Saturday, January 5, 2013

Part 3 - Game Elements

Now to game elements. According to Prof. Kevin Werbach, game elements are regular patterns that appear in any game. They can be extracted from a game and applied to a gamified system. When you try to create a gamified system by introducing game elements to it, what you are trying to produce is a certain kind of experience which is not the same as the game itself. The best example of a gamified system would not be the one that uses the most elements but the one that uses them most effectively.

Prof. K. Werbach has developed a framework for gamification elements in a form of pyramid which can be seen on the screenshot of the professor's video lecture. The notion of the pyramid is that we have a few dynamics, a larger number of mechanics and even a bigger number of components.

At the top of the pyramid are the game dynamics. These are the highest level conceptual elements in a gamified system. These provide the framing for the game. So, for example, constraints which offer meaningful choices and limit players' freedom; emotions which games can produce ( from sadness to happiness); narrative - the structure that pulls together the pieces of a gamified system; progression - the journey that the player takes; relationships - people interacting with each other.
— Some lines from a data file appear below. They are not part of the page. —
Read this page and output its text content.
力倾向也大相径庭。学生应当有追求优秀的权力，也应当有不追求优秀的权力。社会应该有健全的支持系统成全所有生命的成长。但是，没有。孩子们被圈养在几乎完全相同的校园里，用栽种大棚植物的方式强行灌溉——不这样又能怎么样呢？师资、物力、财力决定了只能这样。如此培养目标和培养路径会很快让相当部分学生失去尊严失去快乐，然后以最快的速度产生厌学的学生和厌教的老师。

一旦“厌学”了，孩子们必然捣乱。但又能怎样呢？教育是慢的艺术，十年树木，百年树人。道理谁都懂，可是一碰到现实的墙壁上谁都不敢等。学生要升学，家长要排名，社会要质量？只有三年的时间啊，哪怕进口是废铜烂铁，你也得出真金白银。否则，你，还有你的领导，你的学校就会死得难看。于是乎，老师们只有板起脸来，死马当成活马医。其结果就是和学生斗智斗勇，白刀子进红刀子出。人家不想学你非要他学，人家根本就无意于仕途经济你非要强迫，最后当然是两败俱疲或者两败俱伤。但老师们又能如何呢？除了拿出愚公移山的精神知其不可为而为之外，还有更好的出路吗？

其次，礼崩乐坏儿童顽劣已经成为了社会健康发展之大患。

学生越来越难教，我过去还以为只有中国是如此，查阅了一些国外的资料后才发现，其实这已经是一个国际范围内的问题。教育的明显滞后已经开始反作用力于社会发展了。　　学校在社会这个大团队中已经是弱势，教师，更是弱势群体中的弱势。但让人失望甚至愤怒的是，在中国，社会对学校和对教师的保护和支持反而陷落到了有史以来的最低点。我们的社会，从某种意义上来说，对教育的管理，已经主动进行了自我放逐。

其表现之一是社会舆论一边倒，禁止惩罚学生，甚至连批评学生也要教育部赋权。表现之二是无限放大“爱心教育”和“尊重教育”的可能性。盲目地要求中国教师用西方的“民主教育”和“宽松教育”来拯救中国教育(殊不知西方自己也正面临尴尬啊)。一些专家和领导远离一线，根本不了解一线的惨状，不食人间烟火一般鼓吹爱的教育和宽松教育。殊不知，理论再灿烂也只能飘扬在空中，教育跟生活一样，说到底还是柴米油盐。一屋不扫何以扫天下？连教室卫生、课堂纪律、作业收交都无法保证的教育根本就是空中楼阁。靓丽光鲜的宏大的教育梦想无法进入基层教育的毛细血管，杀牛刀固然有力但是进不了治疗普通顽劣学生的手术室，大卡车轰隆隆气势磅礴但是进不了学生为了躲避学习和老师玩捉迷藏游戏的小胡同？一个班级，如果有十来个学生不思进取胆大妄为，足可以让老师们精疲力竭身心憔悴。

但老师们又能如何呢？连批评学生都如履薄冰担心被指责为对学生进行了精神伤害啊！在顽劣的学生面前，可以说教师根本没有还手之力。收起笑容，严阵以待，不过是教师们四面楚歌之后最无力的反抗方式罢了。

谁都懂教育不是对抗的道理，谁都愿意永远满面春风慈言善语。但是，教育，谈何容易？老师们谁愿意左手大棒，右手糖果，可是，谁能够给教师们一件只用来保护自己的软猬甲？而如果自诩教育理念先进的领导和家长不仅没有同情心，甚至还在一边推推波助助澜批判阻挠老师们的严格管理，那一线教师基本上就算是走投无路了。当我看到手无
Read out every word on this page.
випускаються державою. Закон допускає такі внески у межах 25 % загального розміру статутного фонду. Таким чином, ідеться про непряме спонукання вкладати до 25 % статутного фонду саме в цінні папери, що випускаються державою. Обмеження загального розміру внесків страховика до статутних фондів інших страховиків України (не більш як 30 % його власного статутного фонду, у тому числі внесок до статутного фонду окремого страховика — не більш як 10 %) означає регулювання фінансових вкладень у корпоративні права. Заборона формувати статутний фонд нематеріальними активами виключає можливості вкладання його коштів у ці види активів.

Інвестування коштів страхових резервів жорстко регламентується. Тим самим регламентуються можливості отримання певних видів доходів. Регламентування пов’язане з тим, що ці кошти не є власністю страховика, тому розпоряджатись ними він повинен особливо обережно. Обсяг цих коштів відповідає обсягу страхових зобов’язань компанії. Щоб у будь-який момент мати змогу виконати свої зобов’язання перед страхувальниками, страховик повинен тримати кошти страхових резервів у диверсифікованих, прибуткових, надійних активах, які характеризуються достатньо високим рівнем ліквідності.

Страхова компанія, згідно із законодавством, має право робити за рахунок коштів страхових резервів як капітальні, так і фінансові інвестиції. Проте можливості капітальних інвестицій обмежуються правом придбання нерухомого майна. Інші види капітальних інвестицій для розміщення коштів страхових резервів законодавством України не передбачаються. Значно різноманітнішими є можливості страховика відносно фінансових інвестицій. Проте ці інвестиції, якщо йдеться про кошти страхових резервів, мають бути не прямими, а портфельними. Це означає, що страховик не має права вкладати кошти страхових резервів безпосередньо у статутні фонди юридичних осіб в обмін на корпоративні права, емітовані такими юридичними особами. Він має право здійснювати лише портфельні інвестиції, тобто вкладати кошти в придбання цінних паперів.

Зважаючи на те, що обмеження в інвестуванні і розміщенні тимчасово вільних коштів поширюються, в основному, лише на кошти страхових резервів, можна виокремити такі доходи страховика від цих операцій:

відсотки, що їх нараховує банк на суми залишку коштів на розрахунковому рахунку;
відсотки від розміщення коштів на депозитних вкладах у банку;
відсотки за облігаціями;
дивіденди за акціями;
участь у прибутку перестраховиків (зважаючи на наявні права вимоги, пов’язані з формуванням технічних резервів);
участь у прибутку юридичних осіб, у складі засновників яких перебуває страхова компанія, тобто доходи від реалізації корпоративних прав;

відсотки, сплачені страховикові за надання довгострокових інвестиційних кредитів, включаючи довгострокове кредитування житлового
At the next level are the game mechanics. These are the elements that move the action forward. Some of the game mechanics are challenges - some goal to reach; chance - something that makes the result random; cooperation and competition to have the notion of winning and losing; feedback - very important for players to see how they are doing as this drives them to continue; resource acquisitions - things like rewards, things that can be sold/bought or exchanged.

Finally, game components are at the lowest level of the pyramid. The examples of the lowest level are examples of elements higher up. So, for example, achievements, as opposed to the general idea of challenge, giving the player some rewards attached to doing a set of specific tasks - that is the achievement; or avatars/badges - specific visual representations of those achievements, etc.

There are some game elements that are more common than others and are more influential than others in shaping typical examples of gamification. These are represented by the acronym PBL - points, badges and leaderboards. However important these three are, gamification should never start and end with these three only.

Points are a way of determining how well someone is doing in the game. They can show the relative position of one player against the others or define winning. They can connect up with rewards as well as provide feedback and/or display progress.

Badges are visual representations of one's achievements/level. They are button-like graphic that go on a profile page or some place where other players can see them. Badges can represent anything and motivate a certain behaviour. Badges also function as credentials and they are a status symbol. (For more information about badges read here).

Leaderboards are about ranking. The feedback these provide is on competition. Not to disappoint their players a number of social games have introduced personalized leaderboards where players see their name in the middle not at the bottom of the leaderboard. Another option of this is friend leaderboards where one competes against their friends not against complete strangers. Think of the leaderboard in FarmVille on Facebook for an example of this. However, learderboards can also demotivate or make them less willing to engage because of the stress they put on players.

But game elements are only a starting point for gamification. By just randomly throwing them into a gamified system, one won't be able to make it fun and engaging. What makes the elements successful is the way they are put together and that often involves resources some of the higher level. If there is a heavy emphasis on PBLs, rewards may be overemphasized. Rewards are not the same as fun; they aren't wrong but if they the only thing then there is a danger that the system will not generate the necessary level of engagement and may not actually draw in people with different kinds of motivation.

Further Reading - MDA Formal Approach to Game Design


  1. Dear Ann,
    Thanks for sharing these three posts about games. Gamification is new for me, and I have learnt and understood the basis after reading your detailed reports and think I will do more research on the subject. I thank you for sharing this.

  2. My pleasure Debita! I have more to write! Will do that within one week, I think! I hope it will be useful. :) Thanks for taking time to read the posts.

  3. This very much sounds like the Harry Potter house system. :)

  4. It does, doesn't it, Dora? ;) Just wait for the drawbacks now.